This morning we visited the Texas Memorial Museum. Visitors are greeted at the entrance by this life-sized bronze statue of the sabre-toothed cat Smilodon. Inside the museum has a variety of exhibits on natural history, concentrating on Texas wildlife and paleontology. Some of the highlights:
The pterosaur Quetzalcoatlus northropi, the largest known flying animal of all time.
The armored aetosaur Longosuchus meadei (not a dinosaur, but a distant relative.)
Incredible examples of the Permian sea urchin Archaeocidaris.
After lunch, we returned to the technical sessions, where we listened to Scott Foss of the Bureau of Land Management talk about entelodonts.

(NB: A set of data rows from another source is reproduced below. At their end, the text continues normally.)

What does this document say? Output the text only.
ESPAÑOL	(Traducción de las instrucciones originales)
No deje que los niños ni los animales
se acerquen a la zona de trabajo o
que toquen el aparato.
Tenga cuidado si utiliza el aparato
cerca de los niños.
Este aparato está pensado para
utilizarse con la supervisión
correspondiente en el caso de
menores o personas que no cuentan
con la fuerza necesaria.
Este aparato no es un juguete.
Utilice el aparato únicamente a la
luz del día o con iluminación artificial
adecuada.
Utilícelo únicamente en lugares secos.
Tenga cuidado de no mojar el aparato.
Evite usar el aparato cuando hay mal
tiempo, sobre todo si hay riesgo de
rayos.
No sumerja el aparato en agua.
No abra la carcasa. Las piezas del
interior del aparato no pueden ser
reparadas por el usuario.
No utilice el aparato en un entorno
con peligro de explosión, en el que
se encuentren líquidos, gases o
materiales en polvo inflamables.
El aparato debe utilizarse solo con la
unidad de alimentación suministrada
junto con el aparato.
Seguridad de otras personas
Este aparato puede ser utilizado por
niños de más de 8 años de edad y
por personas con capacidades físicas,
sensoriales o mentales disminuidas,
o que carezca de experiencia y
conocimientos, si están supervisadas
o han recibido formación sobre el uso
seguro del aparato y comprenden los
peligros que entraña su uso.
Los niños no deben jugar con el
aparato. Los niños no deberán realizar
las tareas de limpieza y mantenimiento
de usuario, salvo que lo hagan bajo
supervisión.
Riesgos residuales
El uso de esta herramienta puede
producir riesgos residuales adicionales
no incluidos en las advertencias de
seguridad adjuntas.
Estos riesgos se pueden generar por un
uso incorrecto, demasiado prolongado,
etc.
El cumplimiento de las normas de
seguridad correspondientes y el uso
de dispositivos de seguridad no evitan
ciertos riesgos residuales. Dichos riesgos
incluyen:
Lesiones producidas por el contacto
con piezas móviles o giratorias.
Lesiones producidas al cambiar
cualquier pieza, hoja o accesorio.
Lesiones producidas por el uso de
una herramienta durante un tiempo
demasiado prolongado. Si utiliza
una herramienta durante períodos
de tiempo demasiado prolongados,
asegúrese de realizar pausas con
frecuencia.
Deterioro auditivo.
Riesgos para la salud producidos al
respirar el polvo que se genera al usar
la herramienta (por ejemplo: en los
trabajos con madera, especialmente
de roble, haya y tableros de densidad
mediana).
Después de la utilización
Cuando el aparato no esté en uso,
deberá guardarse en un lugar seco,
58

Entelodonts were giant, omnivorous animals that lived in the Oligocene to Miocene Epochs. They were somewhat pig-like (and distantly related to pigs) but generally much larger and more powerful. Foss was especially looking at the function of the large flanges of bone found on the cheeks and lower jaws of entelodonts, as shown in the example below (from the American Museum of Natural History):
He suggested that these projections are attachments for a modified set of jaw muscles that are involved in opening the jaws extremely wide; the hippopotamus has somewhat similar modifications. Foss also singled out the entelodont reconstruction at the Denver Museum of Nature and Science (shown below) as a particularly accurate example:
Poster session 2 was this afternoon. Among the highlights:
Dana Ehert (University of Florida) and others had a poster on a spectacular specimen of the great white shark Carcharodon carcharias from Peru, which led them to conclude that great white sharks are descended from mako sharks.
Right beside Ehert was Robert Purdy from the Smithsonian Institution, using teeth from the Lee Creek Mine in North Carolina and other localities to conclude that great white sharks are not descended from mako sharks.
Gerald Bales of Western University of Health Sciences showed that titanotheres (like the one shown below from the Canadian Museum of Nature) almost certainly did not use their horns for ramming each other like bighorn sheep.
Finally, Brooke Wilborn, currently a student at University of Oklahoma and a graduate of Virginia Tech, has been studying how structural deformation of bones after they are buried can affect how those bones are interpreted and identified. Several of the specimens Brooke used in her study are VMNH specimens, collected during our Wyoming excavations over the last several years.